Well, when I arrived at Colors - the magazine had over 60 issues published. So, many tones of color were already finished, leaving the impression that there were no colors left to be used and also not many more stories to tell either... Which is of course is a super odd situation to find yourself in as a new Creative Director of the magazine that talks "about the rest of the world". 

This feeling of visual and spiritual exhaustion of the magazine turned into the fuel to create the only Colors magazine I've been responsible for. We called it COLORS NOTEBOOK. It was an empty magazine (from the cover to the back-cover) with only a short text inviting people who bought or received that copy to fill it with their stories, their dreams, their photos, their writings, their hopes, and their colors. 

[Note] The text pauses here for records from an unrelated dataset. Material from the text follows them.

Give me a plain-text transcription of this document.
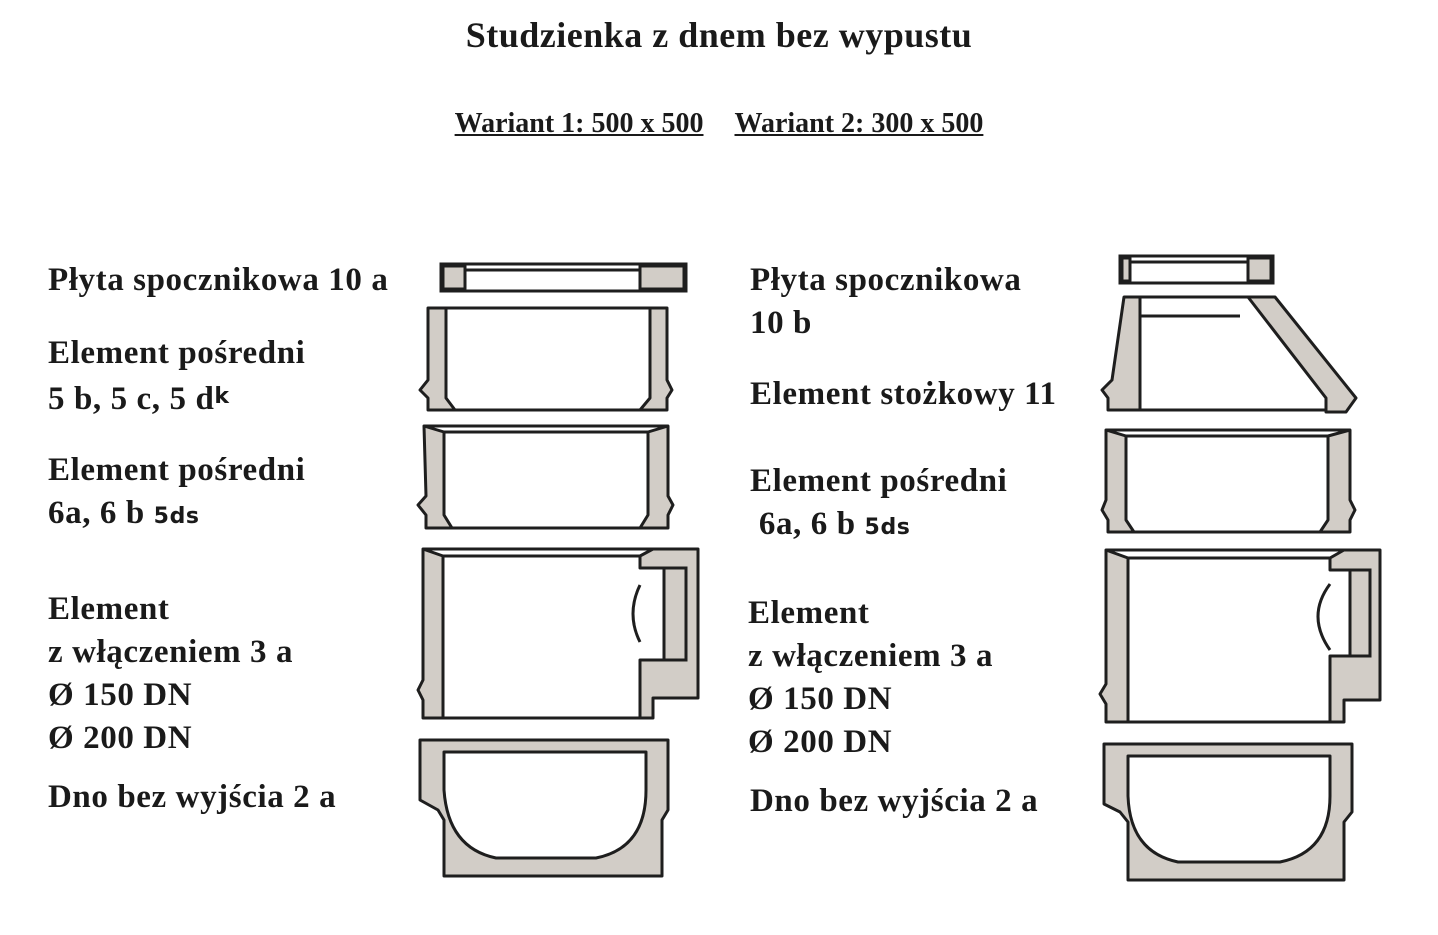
Studzienka z dnem bez wypustu
Wariant 1: 500 x 500 Wariant 2: 300 x 500
Płyta spocznikowa 10 a
Element pośredni
5 b, 5 c, 5 $d^k$
Element pośredni
6a, 6 b 5ds
Element
z włączeniem 3 a
Ø 150 DN
Ø 200 DN
Dno bez wyjścia 2 a
Płyta spocznikowa
10 b
Element stożkowy 11
Element pośredni
6a, 6 b 5ds
Element
z włączeniem 3 a
Ø 150 DN
Ø 200 DN
Dno bez wyjścia 2 a
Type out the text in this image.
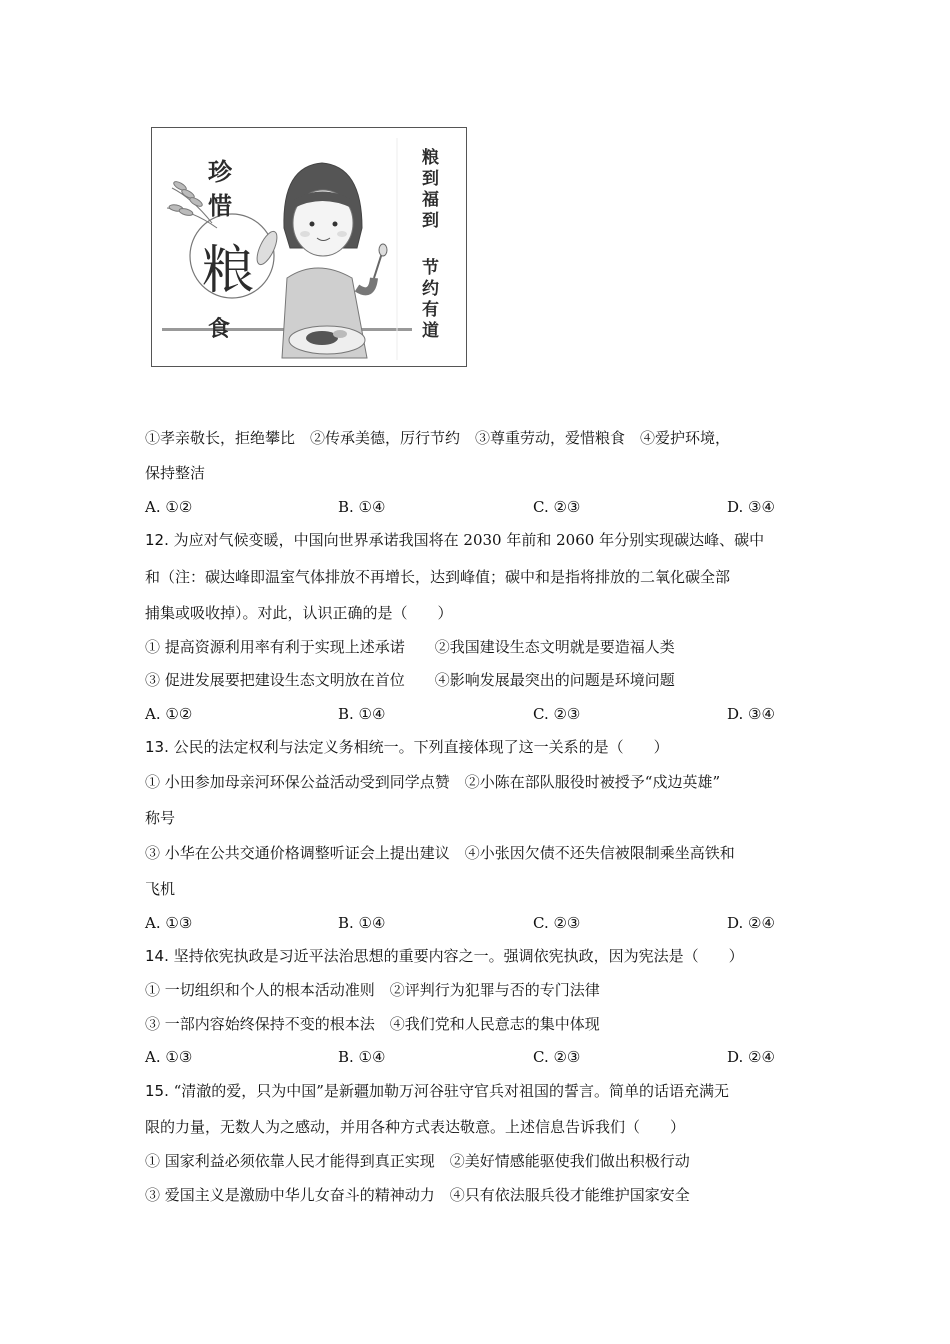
珍
惜
粮
食
粮到福到
节约有道
①孝亲敬长，拒绝攀比　②传承美德，厉行节约　③尊重劳动，爱惜粮食　④爱护环境，
保持整洁
A. ①②	B. ①④	C. ②③	D. ③④
12. 为应对气候变暖，中国向世界承诺我国将在 2030 年前和 2060 年分别实现碳达峰、碳中
和（注：碳达峰即温室气体排放不再增长，达到峰值；碳中和是指将排放的二氧化碳全部
捕集或吸收掉）。对此，认识正确的是（　　）
① 提高资源利用率有利于实现上述承诺　　②我国建设生态文明就是要造福人类
③ 促进发展要把建设生态文明放在首位　　④影响发展最突出的问题是环境问题
A. ①②	B. ①④	C. ②③	D. ③④
13. 公民的法定权利与法定义务相统一。下列直接体现了这一关系的是（　　）
① 小田参加母亲河环保公益活动受到同学点赞　②小陈在部队服役时被授予“戍边英雄”
称号
③ 小华在公共交通价格调整听证会上提出建议　④小张因欠债不还失信被限制乘坐高铁和
飞机
A. ①③	B. ①④	C. ②③	D. ②④
14. 坚持依宪执政是习近平法治思想的重要内容之一。强调依宪执政，因为宪法是（　　）
① 一切组织和个人的根本活动准则　②评判行为犯罪与否的专门法律
③ 一部内容始终保持不变的根本法　④我们党和人民意志的集中体现
A. ①③	B. ①④	C. ②③	D. ②④
15. “清澈的爱，只为中国”是新疆加勒万河谷驻守官兵对祖国的誓言。简单的话语充满无
限的力量，无数人为之感动，并用各种方式表达敬意。上述信息告诉我们（　　）
① 国家利益必须依靠人民才能得到真正实现　②美好情感能驱使我们做出积极行动
③ 爱国主义是激励中华儿女奋斗的精神动力　④只有依法服兵役才能维护国家安全
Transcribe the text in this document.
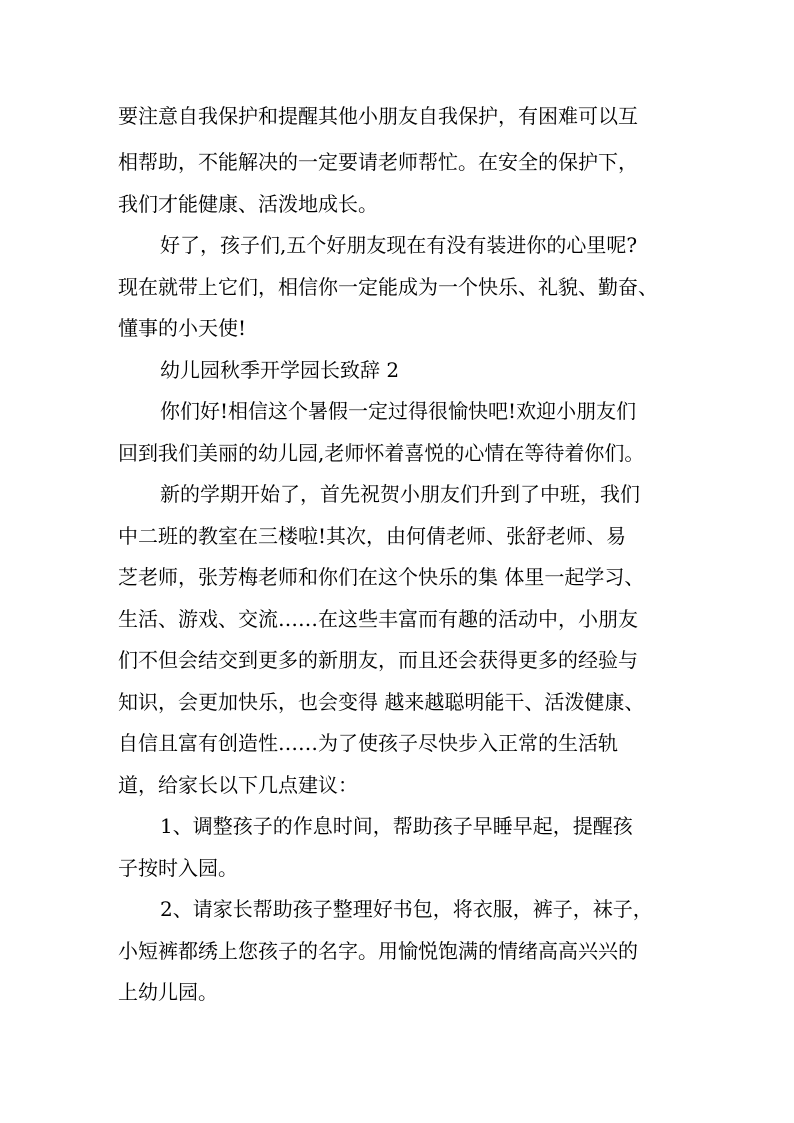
要注意自我保护和提醒其他小朋友自我保护，有困难可以互

相帮助，不能解决的一定要请老师帮忙。在安全的保护下，

我们才能健康、活泼地成长。

好了，孩子们,五个好朋友现在有没有装进你的心里呢?

现在就带上它们，相信你一定能成为一个快乐、礼貌、勤奋、

懂事的小天使!

幼儿园秋季开学园长致辞 2

你们好!相信这个暑假一定过得很愉快吧!欢迎小朋友们

回到我们美丽的幼儿园,老师怀着喜悦的心情在等待着你们。

新的学期开始了，首先祝贺小朋友们升到了中班，我们

中二班的教室在三楼啦!其次，由何倩老师、张舒老师、易

芝老师，张芳梅老师和你们在这个快乐的集 体里一起学习、

生活、游戏、交流……在这些丰富而有趣的活动中，小朋友

们不但会结交到更多的新朋友，而且还会获得更多的经验与

知识，会更加快乐，也会变得 越来越聪明能干、活泼健康、

自信且富有创造性……为了使孩子尽快步入正常的生活轨

道，给家长以下几点建议：

1、调整孩子的作息时间，帮助孩子早睡早起，提醒孩

子按时入园。

2、请家长帮助孩子整理好书包，将衣服，裤子，袜子，

小短裤都绣上您孩子的名字。用愉悦饱满的情绪高高兴兴的

上幼儿园。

That is how Colors - from being a magazine about the rest of the world - became the only the magazine "made by the rest of the World". For once we didn't use our colors to paint the World, but we left the World to use their own colors. The result was over 2.000 Colors Magazines of 1 copy each. 2.000 very unique issues in every sense.

Before the issue was finished and exhibited in the Pompidou in Paris, I had already left Colors. Like it happened many other times in my life.